A method for sending emails. Throttling distributes email messages in bunches rather than all at once. This increases server load management and deliverability rates.

Transactional Emails:

Rather than promotional emails. Emails sent to confirm orders, bookings, or anything else are known as transactional emails. Compared to promotional emails, they have a greater percentage of interaction.

Triggered Emails:

This is a type of marketing automation. The marketer schedules triggered emails in advance. They are issued when a certain event occurs or after a certain amount of time has elapsed. Triggered emails, such as birthday emails, are an example.

UCE (unsolicited commercial email):

A fancy term for spam.

Unique Clicks:

This is the total number of people who have clicked on links in your emails. It’s more precise than the general click-through rate, which simply displays how many times your emails have been opened.

Unique Opens:

Some recipients will open an email many times. Unique openings indicates the number of people who have opened your emails rather than the number of times they have been opened.

Unsubscribe Rate:

A percentage that indicates how frequently individuals unsubscribe from your email marketing. The rate of unsubscribes is frequently (but not always) assessed campaign per campaign.

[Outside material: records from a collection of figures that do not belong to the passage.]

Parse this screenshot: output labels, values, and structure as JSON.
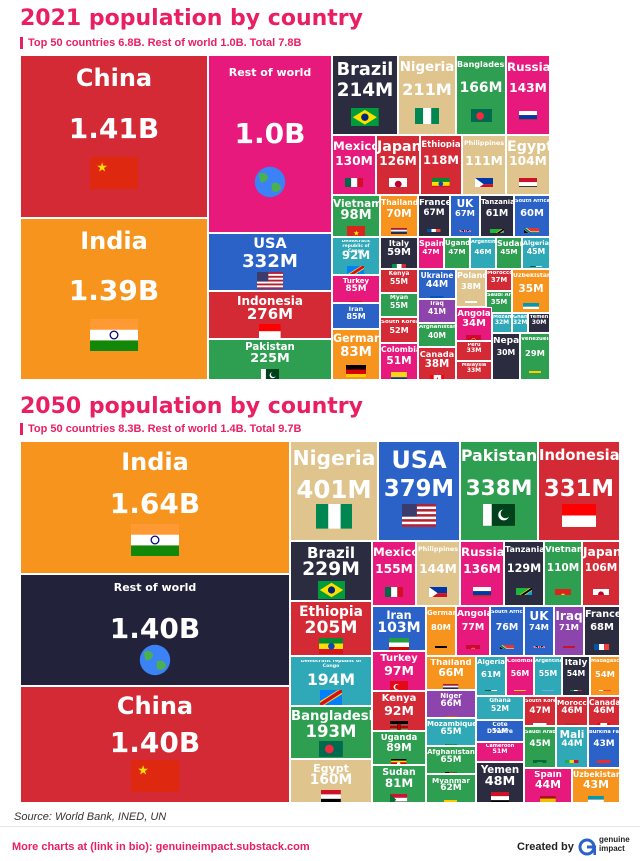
{
  "footer": {
    "source": "Source: World Bank, INED, UN",
    "more": "More charts at (link in bio): genuineimpact.substack.com",
    "created": "Created by",
    "logo_line1": "genuine",
    "logo_line2": "impact"
  },
  "colors": {
    "china": "#d42a35",
    "india": "#f7941d",
    "row": "#e8197d",
    "row50": "#22223a",
    "pakistan": "#2e9e50",
    "indonesia": "#d42a35",
    "usa": "#2a62c8",
    "nigeria": "#dfc48e",
    "brazil": "#2c2c40",
    "bangladesh": "#2e9e50",
    "russia": "#e8197d",
    "mexico": "#e8197d",
    "japan": "#d42a35",
    "ethiopia": "#d42a35",
    "philippines": "#dfc48e",
    "egypt": "#dfc48e",
    "vietnam": "#2e9e50",
    "thailand": "#f7941d",
    "france": "#2c2c40",
    "uk": "#2a62c8",
    "tanzania": "#2c2c40",
    "southafrica": "#2a62c8",
    "drc": "#2fa8b8",
    "turkey": "#e8197d",
    "italy": "#2c2c40",
    "kenya": "#d42a35",
    "myanmar": "#2e9e50",
    "iran": "#2a62c8",
    "southkorea": "#d42a35",
    "germany": "#f7941d",
    "colombia": "#e8197d",
    "spain": "#e8197d",
    "uganda": "#2e9e50",
    "argentina": "#2fa8b8",
    "sudan": "#2e9e50",
    "algeria": "#2fa8b8",
    "ukraine": "#2a62c8",
    "poland": "#dfc48e",
    "morocco": "#d42a35",
    "iraq": "#8e44ad",
    "angola": "#e8197d",
    "afghanistan": "#2e9e50",
    "peru": "#d42a35",
    "canada": "#d42a35",
    "malaysia": "#d42a35",
    "nepal": "#2c2c40",
    "uzbekistan": "#f7941d",
    "saudi": "#2e9e50",
    "ghana": "#2fa8b8",
    "mozambique": "#2fa8b8",
    "yemen": "#2c2c40",
    "niger": "#8e44ad",
    "cotedivoire": "#2a62c8",
    "cameroon": "#e8197d",
    "mali": "#2fa8b8",
    "madagascar": "#f7941d",
    "burkina": "#2a62c8",
    "venezuela": "#2e9e50",
    "teal": "#2fa8b8",
    "purple": "#8e44ad"
  },
  "chart_data": [
    {
      "type": "treemap",
      "title": "2021 population by country",
      "subtitle": "Top 50 countries 6.8B. Rest of world 1.0B. Total 7.8B",
      "items": [
        {
          "name": "China",
          "label": "1.41B",
          "value": 1.41,
          "flag": "cn"
        },
        {
          "name": "India",
          "label": "1.39B",
          "value": 1.39,
          "flag": "in"
        },
        {
          "name": "Rest of world",
          "label": "1.0B",
          "value": 1.0,
          "flag": "earth"
        },
        {
          "name": "USA",
          "label": "332M",
          "value": 0.332,
          "flag": "us"
        },
        {
          "name": "Indonesia",
          "label": "276M",
          "value": 0.276,
          "flag": "id"
        },
        {
          "name": "Pakistan",
          "label": "225M",
          "value": 0.225,
          "flag": "pk"
        },
        {
          "name": "Brazil",
          "label": "214M",
          "value": 0.214,
          "flag": "br"
        },
        {
          "name": "Nigeria",
          "label": "211M",
          "value": 0.211,
          "flag": "ng"
        },
        {
          "name": "Bangladesh",
          "label": "166M",
          "value": 0.166,
          "flag": "bd"
        },
        {
          "name": "Russia",
          "label": "143M",
          "value": 0.143,
          "flag": "ru"
        },
        {
          "name": "Mexico",
          "label": "130M",
          "value": 0.13,
          "flag": "mx"
        },
        {
          "name": "Japan",
          "label": "126M",
          "value": 0.126,
          "flag": "jp"
        },
        {
          "name": "Ethiopia",
          "label": "118M",
          "value": 0.118,
          "flag": "et"
        },
        {
          "name": "Philippines",
          "label": "111M",
          "value": 0.111,
          "flag": "ph"
        },
        {
          "name": "Egypt",
          "label": "104M",
          "value": 0.104,
          "flag": "eg"
        },
        {
          "name": "Vietnam",
          "label": "98M",
          "value": 0.098,
          "flag": "vn"
        },
        {
          "name": "Democratic republic of Congo",
          "label": "92M",
          "value": 0.092,
          "flag": "cd"
        },
        {
          "name": "Turkey",
          "label": "85M",
          "value": 0.085,
          "flag": "tr"
        },
        {
          "name": "Iran",
          "label": "85M",
          "value": 0.085,
          "flag": "ir"
        },
        {
          "name": "Germany",
          "label": "83M",
          "value": 0.083,
          "flag": "de"
        },
        {
          "name": "Thailand",
          "label": "70M",
          "value": 0.07,
          "flag": "th"
        },
        {
          "name": "France",
          "label": "67M",
          "value": 0.067,
          "flag": "fr"
        },
        {
          "name": "UK",
          "label": "67M",
          "value": 0.067,
          "flag": "gb"
        },
        {
          "name": "Tanzania",
          "label": "61M",
          "value": 0.061,
          "flag": "tz"
        },
        {
          "name": "South Africa",
          "label": "60M",
          "value": 0.06,
          "flag": "za"
        },
        {
          "name": "Italy",
          "label": "59M",
          "value": 0.059,
          "flag": "it"
        },
        {
          "name": "Kenya",
          "label": "55M",
          "value": 0.055,
          "flag": "ke"
        },
        {
          "name": "Myan",
          "label": "55M",
          "value": 0.055,
          "flag": "mm"
        },
        {
          "name": "South Korea",
          "label": "52M",
          "value": 0.052,
          "flag": "kr"
        },
        {
          "name": "Colombia",
          "label": "51M",
          "value": 0.051,
          "flag": "co"
        },
        {
          "name": "Spain",
          "label": "47M",
          "value": 0.047,
          "flag": "es"
        },
        {
          "name": "Uganda",
          "label": "47M",
          "value": 0.047,
          "flag": "ug"
        },
        {
          "name": "Argentina",
          "label": "46M",
          "value": 0.046,
          "flag": "ar"
        },
        {
          "name": "Sudan",
          "label": "45M",
          "value": 0.045,
          "flag": "sd"
        },
        {
          "name": "Algeria",
          "label": "45M",
          "value": 0.045,
          "flag": "dz"
        },
        {
          "name": "Ukraine",
          "label": "44M",
          "value": 0.044,
          "flag": "ua"
        },
        {
          "name": "Iraq",
          "label": "41M",
          "value": 0.041,
          "flag": "iq"
        },
        {
          "name": "Afghanistan",
          "label": "40M",
          "value": 0.04,
          "flag": "af"
        },
        {
          "name": "Poland",
          "label": "38M",
          "value": 0.038,
          "flag": "pl"
        },
        {
          "name": "Canada",
          "label": "38M",
          "value": 0.038,
          "flag": "ca"
        },
        {
          "name": "Morocco",
          "label": "37M",
          "value": 0.037,
          "flag": "ma"
        },
        {
          "name": "Saudi Arabia",
          "label": "35M",
          "value": 0.035,
          "flag": "sa"
        },
        {
          "name": "Uzbekistan",
          "label": "35M",
          "value": 0.035,
          "flag": "uz"
        },
        {
          "name": "Angola",
          "label": "34M",
          "value": 0.034,
          "flag": "ao"
        },
        {
          "name": "Peru",
          "label": "33M",
          "value": 0.033,
          "flag": "pe"
        },
        {
          "name": "Malaysia",
          "label": "33M",
          "value": 0.033,
          "flag": "my"
        },
        {
          "name": "Mozambique",
          "label": "32M",
          "value": 0.032,
          "flag": "mz"
        },
        {
          "name": "Ghana",
          "label": "32M",
          "value": 0.032,
          "flag": "gh"
        },
        {
          "name": "Yemen",
          "label": "30M",
          "value": 0.03,
          "flag": "ye"
        },
        {
          "name": "Nepal",
          "label": "30M",
          "value": 0.03,
          "flag": "np"
        },
        {
          "name": "Venezuela",
          "label": "29M",
          "value": 0.029,
          "flag": "ve"
        }
      ]
    },
    {
      "type": "treemap",
      "title": "2050 population by country",
      "subtitle": "Top 50 countries 8.3B. Rest of world 1.4B. Total 9.7B",
      "items": [
        {
          "name": "India",
          "label": "1.64B",
          "value": 1.64,
          "flag": "in"
        },
        {
          "name": "Rest of world",
          "label": "1.40B",
          "value": 1.4,
          "flag": "earth"
        },
        {
          "name": "China",
          "label": "1.40B",
          "value": 1.4,
          "flag": "cn"
        },
        {
          "name": "Nigeria",
          "label": "401M",
          "value": 0.401,
          "flag": "ng"
        },
        {
          "name": "USA",
          "label": "379M",
          "value": 0.379,
          "flag": "us"
        },
        {
          "name": "Pakistan",
          "label": "338M",
          "value": 0.338,
          "flag": "pk"
        },
        {
          "name": "Indonesia",
          "label": "331M",
          "value": 0.331,
          "flag": "id"
        },
        {
          "name": "Brazil",
          "label": "229M",
          "value": 0.229,
          "flag": "br"
        },
        {
          "name": "Ethiopia",
          "label": "205M",
          "value": 0.205,
          "flag": "et"
        },
        {
          "name": "Democratic republic of Congo",
          "label": "194M",
          "value": 0.194,
          "flag": "cd"
        },
        {
          "name": "Bangladesh",
          "label": "193M",
          "value": 0.193,
          "flag": "bd"
        },
        {
          "name": "Egypt",
          "label": "160M",
          "value": 0.16,
          "flag": "eg"
        },
        {
          "name": "Mexico",
          "label": "155M",
          "value": 0.155,
          "flag": "mx"
        },
        {
          "name": "Philippines",
          "label": "144M",
          "value": 0.144,
          "flag": "ph"
        },
        {
          "name": "Russia",
          "label": "136M",
          "value": 0.136,
          "flag": "ru"
        },
        {
          "name": "Tanzania",
          "label": "129M",
          "value": 0.129,
          "flag": "tz"
        },
        {
          "name": "Vietnam",
          "label": "110M",
          "value": 0.11,
          "flag": "vn"
        },
        {
          "name": "Japan",
          "label": "106M",
          "value": 0.106,
          "flag": "jp"
        },
        {
          "name": "Iran",
          "label": "103M",
          "value": 0.103,
          "flag": "ir"
        },
        {
          "name": "Turkey",
          "label": "97M",
          "value": 0.097,
          "flag": "tr"
        },
        {
          "name": "Kenya",
          "label": "92M",
          "value": 0.092,
          "flag": "ke"
        },
        {
          "name": "Uganda",
          "label": "89M",
          "value": 0.089,
          "flag": "ug"
        },
        {
          "name": "Sudan",
          "label": "81M",
          "value": 0.081,
          "flag": "sd"
        },
        {
          "name": "Germany",
          "label": "80M",
          "value": 0.08,
          "flag": "de"
        },
        {
          "name": "Angola",
          "label": "77M",
          "value": 0.077,
          "flag": "ao"
        },
        {
          "name": "South Africa",
          "label": "76M",
          "value": 0.076,
          "flag": "za"
        },
        {
          "name": "UK",
          "label": "74M",
          "value": 0.074,
          "flag": "gb"
        },
        {
          "name": "Iraq",
          "label": "71M",
          "value": 0.071,
          "flag": "iq"
        },
        {
          "name": "France",
          "label": "68M",
          "value": 0.068,
          "flag": "fr"
        },
        {
          "name": "Thailand",
          "label": "66M",
          "value": 0.066,
          "flag": "th"
        },
        {
          "name": "Niger",
          "label": "66M",
          "value": 0.066,
          "flag": "ne"
        },
        {
          "name": "Mozambique",
          "label": "65M",
          "value": 0.065,
          "flag": "mz"
        },
        {
          "name": "Afghanistan",
          "label": "65M",
          "value": 0.065,
          "flag": "af"
        },
        {
          "name": "Myanmar",
          "label": "62M",
          "value": 0.062,
          "flag": "mm"
        },
        {
          "name": "Algeria",
          "label": "61M",
          "value": 0.061,
          "flag": "dz"
        },
        {
          "name": "Colombia",
          "label": "56M",
          "value": 0.056,
          "flag": "co"
        },
        {
          "name": "Argentina",
          "label": "55M",
          "value": 0.055,
          "flag": "ar"
        },
        {
          "name": "Italy",
          "label": "54M",
          "value": 0.054,
          "flag": "it"
        },
        {
          "name": "Madagascar",
          "label": "54M",
          "value": 0.054,
          "flag": "mg"
        },
        {
          "name": "Ghana",
          "label": "52M",
          "value": 0.052,
          "flag": "gh"
        },
        {
          "name": "Côte D'Ivoire",
          "label": "51M",
          "value": 0.051,
          "flag": "ci"
        },
        {
          "name": "Cameroon",
          "label": "51M",
          "value": 0.051,
          "flag": "cm"
        },
        {
          "name": "Yemen",
          "label": "48M",
          "value": 0.048,
          "flag": "ye"
        },
        {
          "name": "South Korea",
          "label": "47M",
          "value": 0.047,
          "flag": "kr"
        },
        {
          "name": "Morocco",
          "label": "46M",
          "value": 0.046,
          "flag": "ma"
        },
        {
          "name": "Canada",
          "label": "46M",
          "value": 0.046,
          "flag": "ca"
        },
        {
          "name": "Saudi Arabia",
          "label": "45M",
          "value": 0.045,
          "flag": "sa"
        },
        {
          "name": "Mali",
          "label": "44M",
          "value": 0.044,
          "flag": "ml"
        },
        {
          "name": "Spain",
          "label": "44M",
          "value": 0.044,
          "flag": "es"
        },
        {
          "name": "Burkina Faso",
          "label": "43M",
          "value": 0.043,
          "flag": "bf"
        },
        {
          "name": "Uzbekistan",
          "label": "43M",
          "value": 0.043,
          "flag": "uz"
        }
      ]
    }
  ]
}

After mobile devices, this is the next phase. Apple’s iWatch, Google Glass, and other wearables are examples.

Welcome emails / welcome series:

A message or set of messages delivered to new subscribers by email.

White List:

Email marketers routinely ask subscribers to “white list” their emails. When the receiver identifies an email as important or transfers it to the appropriate folder in their inbox, it is whitelisted.